客厅中静悄悄的,气氛有些沉重。
“……这封信很可能就是他们两人争吵的导火索。”
周少麟垂下眼帘:“舒涵无法接受沈天合发家之后的改变,想带着女儿离开他,沈天合却不允许。”
“不准老婆离婚,然后就砍死了她?”赵嘉言攥紧了信纸,“这也……实在是疯了。”
周少麟没有说话,眉头微锁,不知在思考什么。
“沈天合当时也不正常吧,是因为诅咒才发的疯?舒涵没有意识到吗?”
赵嘉言不忍地把信放回桌面上,“早知道这样,她还不如不要写这封信,直接一走……”
周少麟忽然动了。他扣住赵嘉言的后背,猛地把他向下一按!
赵嘉言毫无准备,整个人直接向前摔去,左脸砰的砸在地上。
他脑壳嗡嗡作响,下意识就想回头质问,但头只转到一半,就看到一道冷光迎面而来,锋利得刺痛双眼。
——一把巨大的砍刀!
“铮!”
砍刀贴着背刷的划过,只差几厘米就会把他从中间劈成两半。
周少麟在千钧一发之际把他压了下去,自己的位置却比他更高。刀锋切过他的右肩胛,留下一道十数厘米长的狰狞伤口。血瞬间濡湿了半个后背。
赵嘉言瞳孔一缩:“你……”
“不碍事。”周少麟好像毫无痛觉,直接翻身起来,看向那柄出现得毫无征兆的砍刀。
大概有几米长,看样式是在厨房里切肉的刀,刀身长而宽,刀刃寒光闪烁,末端滴下几点血。
它像是被一只看不见的手握着,来回地在客厅中劈砍。桌椅、沙发,全部被切成两半。
“不要走。”嘶哑的声音在客厅里回荡,“不要走。”
砍刀在客厅荡过一个来回,又忽而调转方向,笔直地砍向赵嘉言!
周少麟立刻掷出匕首撞在刀侧,砍刀偏离了半分,赵嘉言险而又险地擦边避开。
“为什么要走?”声音充满悲伤,听了却只让人毛骨悚然,“为什么要离开?明明我做这些,都是为了你们。”
“这是什么?!”赵嘉言冷汗涔涔,“之前没出现过啊!”
“凶器。”周少麟冷冷道,“沈天合杀掉舒涵的凶器。”
屋里的空气忽然变得很粘稠,像是把人浸泡在白米粥里,呼吸都有些困难,隐约可以嗅到一丝血腥气。
周少麟忽然蹬地前冲,一把将赵嘉言推开!
砍刀第三次从赵嘉言头上划过。这次割开了周少麟的左肩。
血沿着手臂滴滴答答地落在地上,红得触目惊心。
“是不是这样你就不会走。”声音开始变得疯狂,砍刀也剧烈地震颤,“非要这样你才肯留下!”
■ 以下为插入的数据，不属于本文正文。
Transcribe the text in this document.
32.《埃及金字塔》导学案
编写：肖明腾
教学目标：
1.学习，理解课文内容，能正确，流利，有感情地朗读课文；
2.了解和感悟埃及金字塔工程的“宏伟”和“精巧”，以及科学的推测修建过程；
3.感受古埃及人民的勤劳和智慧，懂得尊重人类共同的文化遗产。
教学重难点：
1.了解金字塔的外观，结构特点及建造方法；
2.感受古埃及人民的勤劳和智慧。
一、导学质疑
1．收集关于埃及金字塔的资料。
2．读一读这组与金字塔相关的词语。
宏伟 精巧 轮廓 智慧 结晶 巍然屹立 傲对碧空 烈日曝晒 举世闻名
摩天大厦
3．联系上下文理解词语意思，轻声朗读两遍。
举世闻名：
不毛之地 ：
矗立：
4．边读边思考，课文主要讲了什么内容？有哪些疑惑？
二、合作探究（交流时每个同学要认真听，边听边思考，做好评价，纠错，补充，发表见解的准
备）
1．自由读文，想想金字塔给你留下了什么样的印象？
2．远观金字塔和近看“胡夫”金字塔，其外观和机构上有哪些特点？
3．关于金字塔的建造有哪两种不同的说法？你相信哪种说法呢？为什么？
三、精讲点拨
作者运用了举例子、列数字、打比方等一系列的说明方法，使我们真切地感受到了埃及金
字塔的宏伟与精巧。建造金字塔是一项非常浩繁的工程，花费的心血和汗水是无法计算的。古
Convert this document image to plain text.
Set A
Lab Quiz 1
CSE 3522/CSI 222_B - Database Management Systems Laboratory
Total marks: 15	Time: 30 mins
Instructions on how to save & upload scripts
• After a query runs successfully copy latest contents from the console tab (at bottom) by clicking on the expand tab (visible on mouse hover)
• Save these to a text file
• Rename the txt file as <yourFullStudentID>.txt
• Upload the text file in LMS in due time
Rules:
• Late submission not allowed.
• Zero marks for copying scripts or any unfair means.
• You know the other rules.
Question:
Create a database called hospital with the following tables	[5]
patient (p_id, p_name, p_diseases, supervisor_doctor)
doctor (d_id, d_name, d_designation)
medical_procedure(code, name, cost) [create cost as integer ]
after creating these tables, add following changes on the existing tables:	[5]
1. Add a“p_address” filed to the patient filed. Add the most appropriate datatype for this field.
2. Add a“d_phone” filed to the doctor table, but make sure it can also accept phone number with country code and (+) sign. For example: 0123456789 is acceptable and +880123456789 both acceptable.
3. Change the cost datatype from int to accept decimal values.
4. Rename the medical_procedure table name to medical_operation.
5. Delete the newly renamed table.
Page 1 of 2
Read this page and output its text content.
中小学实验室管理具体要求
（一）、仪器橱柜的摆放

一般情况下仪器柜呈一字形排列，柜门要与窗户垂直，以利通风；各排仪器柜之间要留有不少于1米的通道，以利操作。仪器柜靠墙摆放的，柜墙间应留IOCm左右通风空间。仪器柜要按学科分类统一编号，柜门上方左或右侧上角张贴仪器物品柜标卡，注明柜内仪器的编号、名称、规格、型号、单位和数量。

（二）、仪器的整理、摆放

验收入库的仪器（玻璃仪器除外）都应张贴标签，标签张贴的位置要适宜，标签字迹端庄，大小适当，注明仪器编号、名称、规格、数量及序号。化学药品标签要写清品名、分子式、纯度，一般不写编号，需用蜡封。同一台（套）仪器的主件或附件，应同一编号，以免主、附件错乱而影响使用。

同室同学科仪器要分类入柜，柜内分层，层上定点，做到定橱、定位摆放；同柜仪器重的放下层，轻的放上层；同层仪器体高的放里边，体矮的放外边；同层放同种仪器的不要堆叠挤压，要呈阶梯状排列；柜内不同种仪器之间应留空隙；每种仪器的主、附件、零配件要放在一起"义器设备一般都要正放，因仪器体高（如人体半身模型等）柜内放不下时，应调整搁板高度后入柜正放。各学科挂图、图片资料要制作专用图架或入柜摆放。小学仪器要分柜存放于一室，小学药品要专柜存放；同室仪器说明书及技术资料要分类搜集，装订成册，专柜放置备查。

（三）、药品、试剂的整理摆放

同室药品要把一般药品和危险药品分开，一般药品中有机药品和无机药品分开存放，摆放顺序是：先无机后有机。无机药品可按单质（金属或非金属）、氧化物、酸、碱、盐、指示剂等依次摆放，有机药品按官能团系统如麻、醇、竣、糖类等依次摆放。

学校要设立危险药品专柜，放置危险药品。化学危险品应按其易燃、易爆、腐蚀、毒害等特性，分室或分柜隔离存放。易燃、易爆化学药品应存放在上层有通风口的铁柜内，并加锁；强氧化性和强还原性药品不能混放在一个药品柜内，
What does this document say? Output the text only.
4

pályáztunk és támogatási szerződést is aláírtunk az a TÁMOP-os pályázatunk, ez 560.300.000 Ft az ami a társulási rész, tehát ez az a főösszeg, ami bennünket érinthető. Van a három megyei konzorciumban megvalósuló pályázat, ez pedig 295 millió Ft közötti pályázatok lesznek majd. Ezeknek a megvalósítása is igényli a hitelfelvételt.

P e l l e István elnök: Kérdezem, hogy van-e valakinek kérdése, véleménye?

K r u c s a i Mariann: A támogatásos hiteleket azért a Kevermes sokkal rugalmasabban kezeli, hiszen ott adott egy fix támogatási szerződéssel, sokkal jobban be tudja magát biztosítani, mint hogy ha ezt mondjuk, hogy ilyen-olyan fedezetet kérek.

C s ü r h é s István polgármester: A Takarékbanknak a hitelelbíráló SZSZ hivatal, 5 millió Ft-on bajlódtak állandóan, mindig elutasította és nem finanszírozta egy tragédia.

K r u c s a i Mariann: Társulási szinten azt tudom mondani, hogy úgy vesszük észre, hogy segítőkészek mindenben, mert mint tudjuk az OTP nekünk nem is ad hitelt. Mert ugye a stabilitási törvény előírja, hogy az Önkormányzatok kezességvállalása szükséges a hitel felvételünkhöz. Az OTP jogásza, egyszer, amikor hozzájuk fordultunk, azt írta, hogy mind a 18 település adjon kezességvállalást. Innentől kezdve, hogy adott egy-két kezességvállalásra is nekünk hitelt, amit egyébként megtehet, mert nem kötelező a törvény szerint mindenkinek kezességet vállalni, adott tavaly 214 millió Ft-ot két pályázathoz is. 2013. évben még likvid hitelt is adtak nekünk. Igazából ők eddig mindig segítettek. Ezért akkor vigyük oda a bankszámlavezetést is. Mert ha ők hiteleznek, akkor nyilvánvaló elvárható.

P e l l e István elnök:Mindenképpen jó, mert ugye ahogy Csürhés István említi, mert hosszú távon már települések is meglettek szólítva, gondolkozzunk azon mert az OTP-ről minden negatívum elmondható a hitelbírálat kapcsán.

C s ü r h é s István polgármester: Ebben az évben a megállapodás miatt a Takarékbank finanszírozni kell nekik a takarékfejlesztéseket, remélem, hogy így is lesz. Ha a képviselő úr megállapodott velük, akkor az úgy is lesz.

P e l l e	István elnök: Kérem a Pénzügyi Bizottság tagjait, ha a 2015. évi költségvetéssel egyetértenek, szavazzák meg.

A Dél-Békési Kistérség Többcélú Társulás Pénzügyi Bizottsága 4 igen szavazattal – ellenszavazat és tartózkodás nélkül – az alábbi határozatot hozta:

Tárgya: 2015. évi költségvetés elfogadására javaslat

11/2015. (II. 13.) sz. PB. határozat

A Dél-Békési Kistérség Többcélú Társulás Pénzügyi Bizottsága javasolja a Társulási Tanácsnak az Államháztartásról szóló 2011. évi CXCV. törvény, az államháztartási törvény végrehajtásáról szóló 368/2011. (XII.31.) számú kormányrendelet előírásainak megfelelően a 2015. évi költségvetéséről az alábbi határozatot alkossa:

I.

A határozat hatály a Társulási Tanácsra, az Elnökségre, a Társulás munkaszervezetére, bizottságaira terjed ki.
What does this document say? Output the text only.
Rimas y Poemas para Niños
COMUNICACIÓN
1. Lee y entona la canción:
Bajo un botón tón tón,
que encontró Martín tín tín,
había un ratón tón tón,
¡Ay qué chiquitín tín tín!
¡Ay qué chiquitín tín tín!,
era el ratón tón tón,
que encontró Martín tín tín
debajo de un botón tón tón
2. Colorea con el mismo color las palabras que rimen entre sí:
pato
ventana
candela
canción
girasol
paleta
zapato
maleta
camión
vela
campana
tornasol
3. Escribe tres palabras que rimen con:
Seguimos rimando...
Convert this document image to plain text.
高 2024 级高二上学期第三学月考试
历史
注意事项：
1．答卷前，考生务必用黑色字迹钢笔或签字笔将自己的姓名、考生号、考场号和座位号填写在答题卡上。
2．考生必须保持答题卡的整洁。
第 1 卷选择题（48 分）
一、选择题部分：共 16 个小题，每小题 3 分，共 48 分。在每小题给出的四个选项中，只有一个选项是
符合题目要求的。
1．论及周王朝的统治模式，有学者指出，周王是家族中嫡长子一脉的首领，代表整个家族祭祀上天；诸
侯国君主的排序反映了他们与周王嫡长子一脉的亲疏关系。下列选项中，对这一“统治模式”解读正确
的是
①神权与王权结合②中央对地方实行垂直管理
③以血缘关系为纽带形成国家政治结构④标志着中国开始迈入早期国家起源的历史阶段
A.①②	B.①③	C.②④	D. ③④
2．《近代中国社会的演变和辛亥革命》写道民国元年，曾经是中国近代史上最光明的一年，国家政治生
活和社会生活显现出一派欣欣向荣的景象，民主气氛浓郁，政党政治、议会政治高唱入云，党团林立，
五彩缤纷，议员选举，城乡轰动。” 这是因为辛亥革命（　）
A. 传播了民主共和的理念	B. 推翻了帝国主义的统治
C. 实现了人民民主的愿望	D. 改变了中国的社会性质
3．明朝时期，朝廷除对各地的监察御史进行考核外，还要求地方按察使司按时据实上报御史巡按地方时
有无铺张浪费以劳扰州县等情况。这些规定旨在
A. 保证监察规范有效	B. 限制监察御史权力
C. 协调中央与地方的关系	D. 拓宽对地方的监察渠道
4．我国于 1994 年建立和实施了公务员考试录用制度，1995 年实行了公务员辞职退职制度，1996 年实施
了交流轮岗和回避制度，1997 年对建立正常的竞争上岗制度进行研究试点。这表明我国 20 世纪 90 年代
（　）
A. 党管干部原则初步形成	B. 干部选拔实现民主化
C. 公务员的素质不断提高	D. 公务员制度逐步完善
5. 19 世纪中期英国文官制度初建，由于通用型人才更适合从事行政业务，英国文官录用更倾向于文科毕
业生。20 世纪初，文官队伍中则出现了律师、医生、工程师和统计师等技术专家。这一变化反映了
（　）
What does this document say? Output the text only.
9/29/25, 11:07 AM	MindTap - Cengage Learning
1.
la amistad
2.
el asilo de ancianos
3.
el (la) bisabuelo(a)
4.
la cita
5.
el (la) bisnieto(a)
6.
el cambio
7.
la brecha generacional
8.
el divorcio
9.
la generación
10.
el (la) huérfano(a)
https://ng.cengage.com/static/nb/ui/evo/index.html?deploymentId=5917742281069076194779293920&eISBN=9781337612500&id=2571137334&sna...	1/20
赵嘉言觉得视野变模糊了。空气似乎在扭曲、下坠,碎裂的家具边缘开始渗出血来。
他甚至看到地面开始浮现出肢体,一些零碎的肢体,不属于他们中的任何一个,像是早就被砍碎了,扔在这里。
巨大的恐惧和恶心感翻涌上来,赵嘉言下意识地想摇周少麟来看,但后者却像是浑然无觉。
周少麟目不转睛地盯着晃荡的砍刀,猛地抬手,将刺刀投掷出去!
他并没有瞄准砍刀,而是掷向了刀的上方。
那里分明什么都没有,但赵嘉言却看到空气剧烈地震荡了一下,刺刀像是击中了什么坚硬的东西,铿然弹回,刺进墙中!
……怎么回事?
“躲墙角。”周少麟语速很快,“然后闭眼。”
没等赵嘉言反应过来,他就消失了。